Kidnapping has for years been a scourge in Colombia.. A report by the U.S. State Department this year labeled kidnapping “a growing industry in Venezuela,” Colombia’s neighbor to the east. It also stated “groups that specialize in these types of crimes operate with impunity or fear of incarceration, more entrepreneurial criminals hit the streets.”

It is not a criminal act so much as a way to make a living, as The Post’s Juan Forero found today while reporting in Venezuela on the kidnapping of Nationals catcher Wilson Ramos.
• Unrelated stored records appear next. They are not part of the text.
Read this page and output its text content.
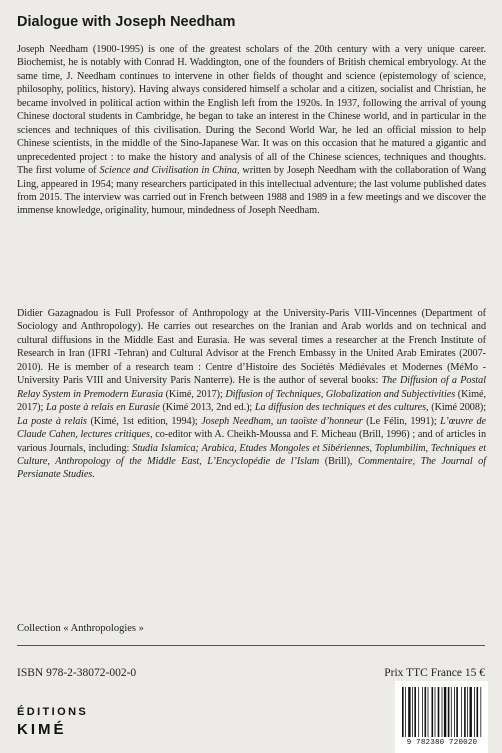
Dialogue with Joseph Needham

Joseph Needham (1900-1995) is one of the greatest scholars of the 20th century with a very unique career. Biochemist, he is notably with Conrad H. Waddington, one of the founders of British chemical embryology. At the same time, J. Needham continues to intervene in other fields of thought and science (epistemology of science, philosophy, politics, history). Having always considered himself a scholar and a citizen, socialist and Christian, he became involved in political action within the English left from the 1920s. In 1937, following the arrival of young Chinese doctoral students in Cambridge, he began to take an interest in the Chinese world, and in particular in the sciences and techniques of this civilisation. During the Second World War, he led an official mission to help Chinese scientists, in the middle of the Sino-Japanese War. It was on this occasion that he matured a gigantic and unprecedented project : to make the history and analysis of all of the Chinese sciences, techniques and thoughts. The first volume of Science and Civilisation in China, written by Joseph Needham with the collaboration of Wang Ling, appeared in 1954; many researchers participated in this intellectual adventure; the last volume published dates from 2015. The interview was carried out in French between 1988 and 1989 in a few meetings and we discover the immense knowledge, originality, humour, mindedness of Joseph Needham.

Didier Gazagnadou is Full Professor of Anthropology at the University-Paris VIII-Vincennes (Department of Sociology and Anthropology). He carries out researches on the Iranian and Arab worlds and on technical and cultural diffusions in the Middle East and Eurasia. He was several times a researcher at the French Institute of Research in Iran (IFRI -Tehran) and Cultural Advisor at the French Embassy in the United Arab Emirates (2007-2010). He is member of a research team : Centre d’Histoire des Sociétés Médiévales et Modernes (MéMo - University Paris VIII and University Paris Nanterre). He is the author of several books: The Diffusion of a Postal Relay System in Premodern Eurasia (Kimé, 2017); Diffusion of Techniques, Globalization and Subjectivities (Kimé, 2017); La poste à relais en Eurasie (Kimé 2013, 2nd ed.); La diffusion des techniques et des cultures, (Kimé 2008); La poste à relais (Kimé, 1st edition, 1994); Joseph Needham, un taoïste d’honneur (Le Félin, 1991); L’œuvre de Claude Cahen, lectures critiques, co-editor with A. Cheikh-Moussa and F. Micheau (Brill, 1996) ; and of articles in various Journals, including: Studia Islamica; Arabica, Etudes Mongoles et Sibériennes, Toplumbilim, Techniques et Culture, Anthropology of the Middle East, L’Encyclopédie de l’Islam (Brill), Commentaire, The Journal of Persianate Studies.

Collection « Anthropologies »
ISBN 978-2-38072-002-0	Prix TTC France 15 €
ÉDITIONS
KIMÉ
9 782380 720020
The following is from him:

In a country with 895 officially registered kidnappings last year, 13 times the 67 abductions that took place a decade ago, kidnapping for ransom has become a big business, said Luis Cedeno, director of Active Peace, a think tank in the capital of Caracas that studies crime.

He said with a big target like Ramos, a ballplayer who earned $415,000 in 2011, the culprits are likely to be part of a criminal organization, rather than a fly-by-night team. If they do make contact with the family, Cedeno said, it will likely not be to demand a dead-drop location but rather to give instructions in the first stage of a complex operation in which money is deposited in foreign accounts.

“Ten to 20 million dollars in this case,” he said. “That is what I would expect.”

Ramos’s family, for now, remains in the dark. Tonight, family friend and longtime Venezuela baseball official Enrique Brito said the family had not heard from Ramos’s captors. “They don’t know anything,” he said.

Tamara Corredor, another family friend, as well as Gustavo Marcano, an agent for the ballplayer who has known him five years, said that the family has yet to receive a demand for ransom. The family spent the day in their living room with investigators from Venezuela’s judicial police, as well as officials from other law enforcement agencies, they said.

“We are just waiting for that phone to ring,” Marcano said.